In 2011, the then Conservative candidate for Lethbridge federal was asked about his knowledge and support of Womanspace, a local women’s rights advocacy and service centre that had lost all federal funding a few years ago (and was frankly held together by a shoestring, and the sweat, blood and tears of the board). His response was, “I love women! My wife is a woman, my mother is a woman and my daughters will be women!!”. I am only slightly paraphrasing.

That was the only debate the soon-to-be Conservative MP participated in, and it was no wonder why his campaign cut him off from all further public speaking opportunities. While all his responses were patronizing and ill informed, that debate clearly did not change the outcome. He still won the election.

Debates matter in the most ideal of ways. That it means something when ordinary people discuss great ideas. There is nothing stopping us all from making this entire campaign a debate on women’s rights, or from examining party platforms with a inclusive equality lens.

It is no secret that I am a New Democrat, and proudly support the well documented work the NDP have done to advance equal rights.

I am proud to be support the re-election of an MP that brought forward the PMB to create a National Action plan to end VAW and take action on MMIW. I am proud that I am a member of a party that supported legislation to include gender as a marker of discrimination (with the trans rights bill). A caucus of MPs that supported Women’s Forum des femmes. A leader who has promised to hold an inquiry within 100 days. A campaign that has made food security and affordable housing key platform planks. A political party can both lift up smart, good legislation or push really bad legislation through (cough cough, C-51).

Poverty intersects inequality, and often ensures the most vulnerable are defenceless.

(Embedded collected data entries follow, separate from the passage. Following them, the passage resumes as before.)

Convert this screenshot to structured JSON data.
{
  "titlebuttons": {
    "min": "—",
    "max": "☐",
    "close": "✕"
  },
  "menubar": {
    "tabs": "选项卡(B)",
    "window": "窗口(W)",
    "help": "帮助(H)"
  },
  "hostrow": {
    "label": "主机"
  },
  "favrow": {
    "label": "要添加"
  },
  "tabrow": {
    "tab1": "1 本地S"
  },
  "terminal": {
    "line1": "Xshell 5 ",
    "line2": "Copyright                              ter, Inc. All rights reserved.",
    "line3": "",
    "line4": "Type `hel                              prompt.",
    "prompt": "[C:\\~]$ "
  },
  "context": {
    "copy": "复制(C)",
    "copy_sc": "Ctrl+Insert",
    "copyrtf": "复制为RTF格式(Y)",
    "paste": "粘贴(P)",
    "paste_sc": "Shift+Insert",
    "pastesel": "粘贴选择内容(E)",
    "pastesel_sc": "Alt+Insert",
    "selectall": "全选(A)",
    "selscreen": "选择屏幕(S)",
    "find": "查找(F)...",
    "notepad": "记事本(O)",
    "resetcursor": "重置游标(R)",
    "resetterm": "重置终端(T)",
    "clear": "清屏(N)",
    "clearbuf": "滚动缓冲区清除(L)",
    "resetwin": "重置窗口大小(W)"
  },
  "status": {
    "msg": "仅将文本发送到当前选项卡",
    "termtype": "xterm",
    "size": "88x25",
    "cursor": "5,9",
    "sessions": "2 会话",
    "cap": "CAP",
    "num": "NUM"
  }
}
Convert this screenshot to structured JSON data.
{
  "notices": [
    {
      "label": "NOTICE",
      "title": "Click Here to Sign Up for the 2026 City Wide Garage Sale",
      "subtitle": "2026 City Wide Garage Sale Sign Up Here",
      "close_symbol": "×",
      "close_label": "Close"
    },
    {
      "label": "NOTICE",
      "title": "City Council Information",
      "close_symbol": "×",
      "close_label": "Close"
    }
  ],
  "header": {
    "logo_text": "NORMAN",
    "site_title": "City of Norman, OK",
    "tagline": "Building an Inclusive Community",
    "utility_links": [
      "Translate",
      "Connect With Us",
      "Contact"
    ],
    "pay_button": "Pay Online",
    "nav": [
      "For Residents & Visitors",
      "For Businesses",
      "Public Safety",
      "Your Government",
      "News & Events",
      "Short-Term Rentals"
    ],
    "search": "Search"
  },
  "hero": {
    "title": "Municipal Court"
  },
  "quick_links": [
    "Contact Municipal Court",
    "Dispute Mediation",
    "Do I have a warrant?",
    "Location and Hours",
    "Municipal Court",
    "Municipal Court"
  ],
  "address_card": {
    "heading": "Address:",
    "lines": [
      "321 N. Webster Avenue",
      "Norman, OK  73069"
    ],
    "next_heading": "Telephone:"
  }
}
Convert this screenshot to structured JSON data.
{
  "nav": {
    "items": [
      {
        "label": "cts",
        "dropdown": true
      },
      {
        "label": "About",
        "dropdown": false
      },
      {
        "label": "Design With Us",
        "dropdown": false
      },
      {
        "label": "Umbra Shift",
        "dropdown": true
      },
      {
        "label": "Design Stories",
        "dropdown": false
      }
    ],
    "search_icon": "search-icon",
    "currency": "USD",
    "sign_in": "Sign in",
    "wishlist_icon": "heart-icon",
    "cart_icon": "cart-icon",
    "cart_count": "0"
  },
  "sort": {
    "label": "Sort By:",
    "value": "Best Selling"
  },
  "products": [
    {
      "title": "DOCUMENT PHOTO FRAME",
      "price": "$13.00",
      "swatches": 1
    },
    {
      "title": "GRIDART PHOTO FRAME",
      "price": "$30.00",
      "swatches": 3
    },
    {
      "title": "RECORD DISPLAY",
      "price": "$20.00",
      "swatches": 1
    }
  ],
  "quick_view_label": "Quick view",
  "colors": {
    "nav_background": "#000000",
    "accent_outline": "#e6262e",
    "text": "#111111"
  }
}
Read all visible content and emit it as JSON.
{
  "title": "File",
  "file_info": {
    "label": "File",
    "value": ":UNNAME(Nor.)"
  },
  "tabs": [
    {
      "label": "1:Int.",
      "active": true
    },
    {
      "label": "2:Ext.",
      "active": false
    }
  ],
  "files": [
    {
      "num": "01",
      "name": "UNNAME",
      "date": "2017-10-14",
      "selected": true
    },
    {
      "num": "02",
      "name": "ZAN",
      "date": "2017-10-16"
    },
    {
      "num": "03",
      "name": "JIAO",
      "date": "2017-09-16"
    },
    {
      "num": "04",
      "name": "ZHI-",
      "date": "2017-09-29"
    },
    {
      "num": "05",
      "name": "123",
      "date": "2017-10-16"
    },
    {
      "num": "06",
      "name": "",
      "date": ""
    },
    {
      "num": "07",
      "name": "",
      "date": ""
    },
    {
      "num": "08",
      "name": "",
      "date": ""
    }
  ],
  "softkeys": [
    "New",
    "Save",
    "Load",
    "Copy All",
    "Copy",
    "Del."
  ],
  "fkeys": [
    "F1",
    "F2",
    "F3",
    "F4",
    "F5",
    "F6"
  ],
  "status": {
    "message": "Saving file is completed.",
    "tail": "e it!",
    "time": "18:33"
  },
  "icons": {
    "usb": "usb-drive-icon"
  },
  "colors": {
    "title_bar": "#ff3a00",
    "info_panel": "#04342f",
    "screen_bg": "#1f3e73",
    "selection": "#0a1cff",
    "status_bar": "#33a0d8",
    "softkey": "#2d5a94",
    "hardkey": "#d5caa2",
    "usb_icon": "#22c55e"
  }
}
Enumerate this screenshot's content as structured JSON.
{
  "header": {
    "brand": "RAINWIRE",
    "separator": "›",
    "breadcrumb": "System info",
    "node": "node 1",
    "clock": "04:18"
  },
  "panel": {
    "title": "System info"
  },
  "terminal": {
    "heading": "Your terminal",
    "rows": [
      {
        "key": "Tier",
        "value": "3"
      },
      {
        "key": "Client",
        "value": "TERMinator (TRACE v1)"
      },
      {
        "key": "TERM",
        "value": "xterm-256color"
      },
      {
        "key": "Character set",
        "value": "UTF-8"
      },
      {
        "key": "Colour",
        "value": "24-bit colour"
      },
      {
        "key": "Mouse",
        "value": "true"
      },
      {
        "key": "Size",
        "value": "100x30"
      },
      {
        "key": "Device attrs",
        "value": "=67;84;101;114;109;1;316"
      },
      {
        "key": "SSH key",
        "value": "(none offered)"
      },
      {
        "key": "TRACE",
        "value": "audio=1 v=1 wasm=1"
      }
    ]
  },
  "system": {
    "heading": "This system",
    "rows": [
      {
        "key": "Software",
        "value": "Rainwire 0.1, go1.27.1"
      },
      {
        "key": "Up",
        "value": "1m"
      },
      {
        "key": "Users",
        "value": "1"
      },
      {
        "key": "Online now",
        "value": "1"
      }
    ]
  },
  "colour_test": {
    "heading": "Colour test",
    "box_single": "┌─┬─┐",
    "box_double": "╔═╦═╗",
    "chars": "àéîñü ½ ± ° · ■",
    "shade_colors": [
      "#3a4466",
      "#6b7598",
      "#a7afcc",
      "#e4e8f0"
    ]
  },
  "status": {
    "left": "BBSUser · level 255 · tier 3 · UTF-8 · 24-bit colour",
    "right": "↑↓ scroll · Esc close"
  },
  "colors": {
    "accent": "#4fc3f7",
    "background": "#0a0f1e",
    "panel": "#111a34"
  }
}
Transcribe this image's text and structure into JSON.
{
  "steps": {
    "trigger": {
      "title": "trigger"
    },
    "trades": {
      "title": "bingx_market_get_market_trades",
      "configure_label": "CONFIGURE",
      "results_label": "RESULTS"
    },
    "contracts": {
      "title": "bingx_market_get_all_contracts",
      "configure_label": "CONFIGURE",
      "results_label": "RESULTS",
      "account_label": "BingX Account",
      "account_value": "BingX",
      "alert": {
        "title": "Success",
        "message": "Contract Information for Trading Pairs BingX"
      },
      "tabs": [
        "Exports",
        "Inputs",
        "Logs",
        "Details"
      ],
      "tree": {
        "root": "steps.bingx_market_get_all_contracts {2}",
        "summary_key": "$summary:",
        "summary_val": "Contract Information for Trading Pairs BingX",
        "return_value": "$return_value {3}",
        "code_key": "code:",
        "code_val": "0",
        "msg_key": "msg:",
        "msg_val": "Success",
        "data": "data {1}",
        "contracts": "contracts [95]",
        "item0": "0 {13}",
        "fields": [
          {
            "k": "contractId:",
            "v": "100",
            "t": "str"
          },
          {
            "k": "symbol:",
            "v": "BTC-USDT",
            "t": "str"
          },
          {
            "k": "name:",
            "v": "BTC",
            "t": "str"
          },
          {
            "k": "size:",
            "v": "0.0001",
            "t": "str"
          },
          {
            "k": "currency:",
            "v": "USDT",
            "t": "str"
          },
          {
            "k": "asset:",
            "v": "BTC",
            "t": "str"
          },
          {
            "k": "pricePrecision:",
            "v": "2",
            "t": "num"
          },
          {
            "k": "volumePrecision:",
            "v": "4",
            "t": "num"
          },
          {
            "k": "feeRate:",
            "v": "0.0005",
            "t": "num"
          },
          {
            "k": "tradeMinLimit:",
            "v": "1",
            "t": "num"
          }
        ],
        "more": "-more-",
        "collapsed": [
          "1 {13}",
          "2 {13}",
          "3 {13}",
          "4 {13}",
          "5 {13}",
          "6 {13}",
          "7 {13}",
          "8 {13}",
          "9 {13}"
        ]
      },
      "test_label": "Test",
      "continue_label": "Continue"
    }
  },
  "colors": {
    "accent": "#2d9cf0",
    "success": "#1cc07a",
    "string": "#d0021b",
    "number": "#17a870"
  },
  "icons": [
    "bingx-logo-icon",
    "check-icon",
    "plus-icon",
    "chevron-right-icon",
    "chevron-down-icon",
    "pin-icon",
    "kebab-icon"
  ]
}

I don’t get to vote for Mulcair (or Harper, or Trudeau or May for that matter) but I do get to vote for my local candidate. So I encourage all who are taking the considerable time to attack folks online get themselves to a debate, line up at the mic, and ask a question about gender equality. Contact your local women’s rights group and ask them what issues they would like to see local candidates field. Hold them all accountable. That debate watching party you were gonna host with your feminist grrl gang? Do it. Locally.

Last thing, if you have a wikked great candidate that is holding it down on intersectional feminism, get yourself to their campaign office and do something to get them elected. If you believe in women’s rights, if you care so much about this, make it a thing. Women did not get the right to vote, or access to birth control, or the legal freedom to walk down a street without a chaperone by sitting at home and leaving angry messages for City Hall.

They organized. They marched. They took it to the public spaces they were not supposed to be in. 

Because unless you live in the riding a leader is running in, one of those local candidates will become an MP – your representation in Parliament.